Keyframe Extraction

Benjamin Mears Amherst College Logo

Keyframe Extraction

TRECVID provides pariticipants with the shot boundary annontations \cite{ShotBoundaries}. Yet, there can be much intershot variation and frames containing the desired concepts can occur anywhere within a shot. While many past TRECVID submissions have used the shot and subshot boundaries to choose keyframes, such as sampling the middle frame , others have used various keyframe extraction algorithms.

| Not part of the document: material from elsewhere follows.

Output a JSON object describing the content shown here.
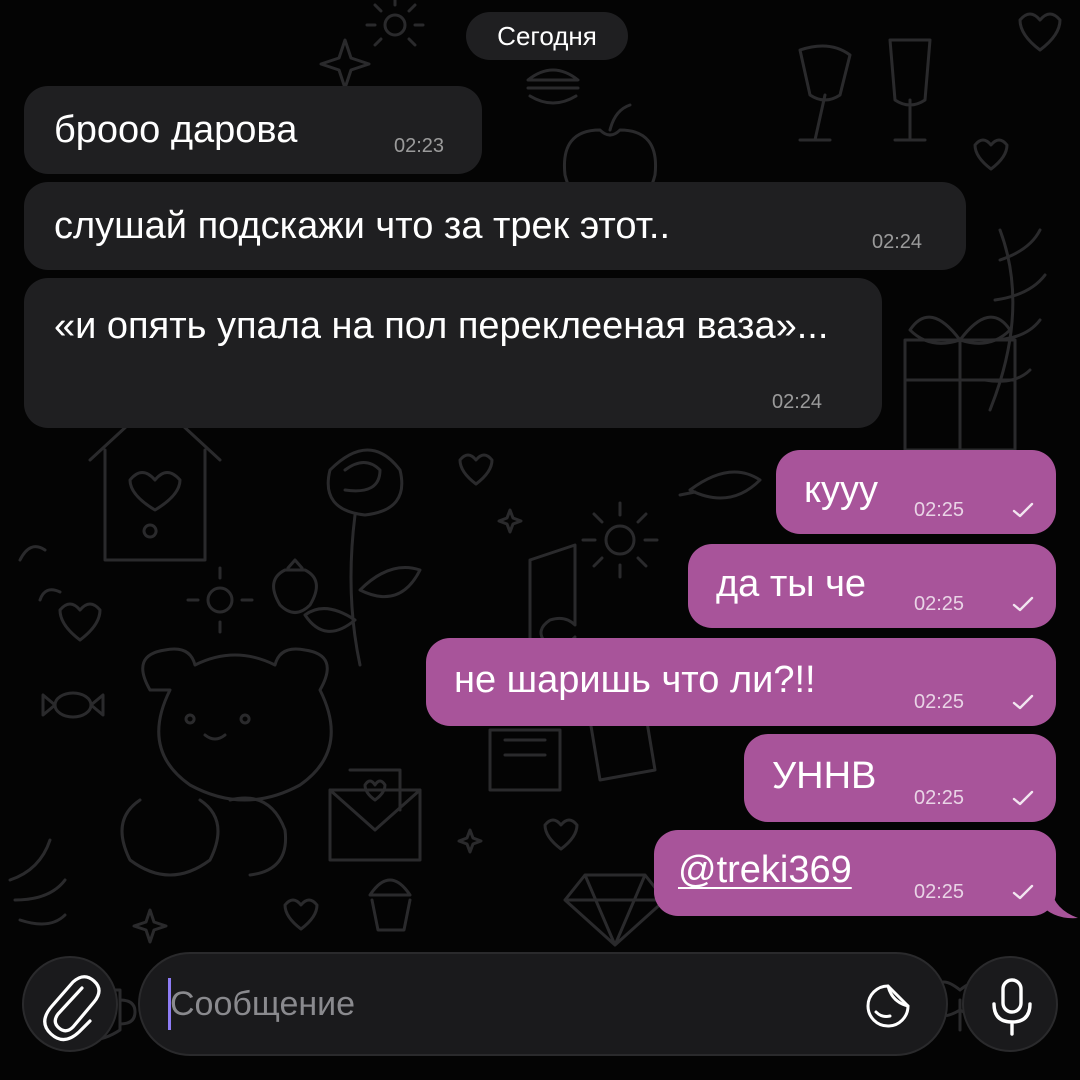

We chose to implement a clustering algorithm based on the work of Zhuang, et al ("Video key frame extraction by unsupervised clustering and feedback adjustment"). The frames in each shot are clustered based on HS color histograms in the HSV colorspace. In the clustering algorithm, frames are sequentially analyzed and assigned to the nearest cluster. If the similarity between the frame and its nearest cluster center is below a certain threshold, a new cluster is created with the current frame as its centroid. After the clustering is completed, representative frames are then chosen from each cluster with a size above a threshold.

The algorithm we implemented has various parameters, such as the thresholds to start a new cluster and to judge a cluster as being important, that control the number of keyframes extracted. Yet, as more frames are extracted, the computation time increases. In all, we extracted approximately 300,000 keyframes from the 280 hours of test video.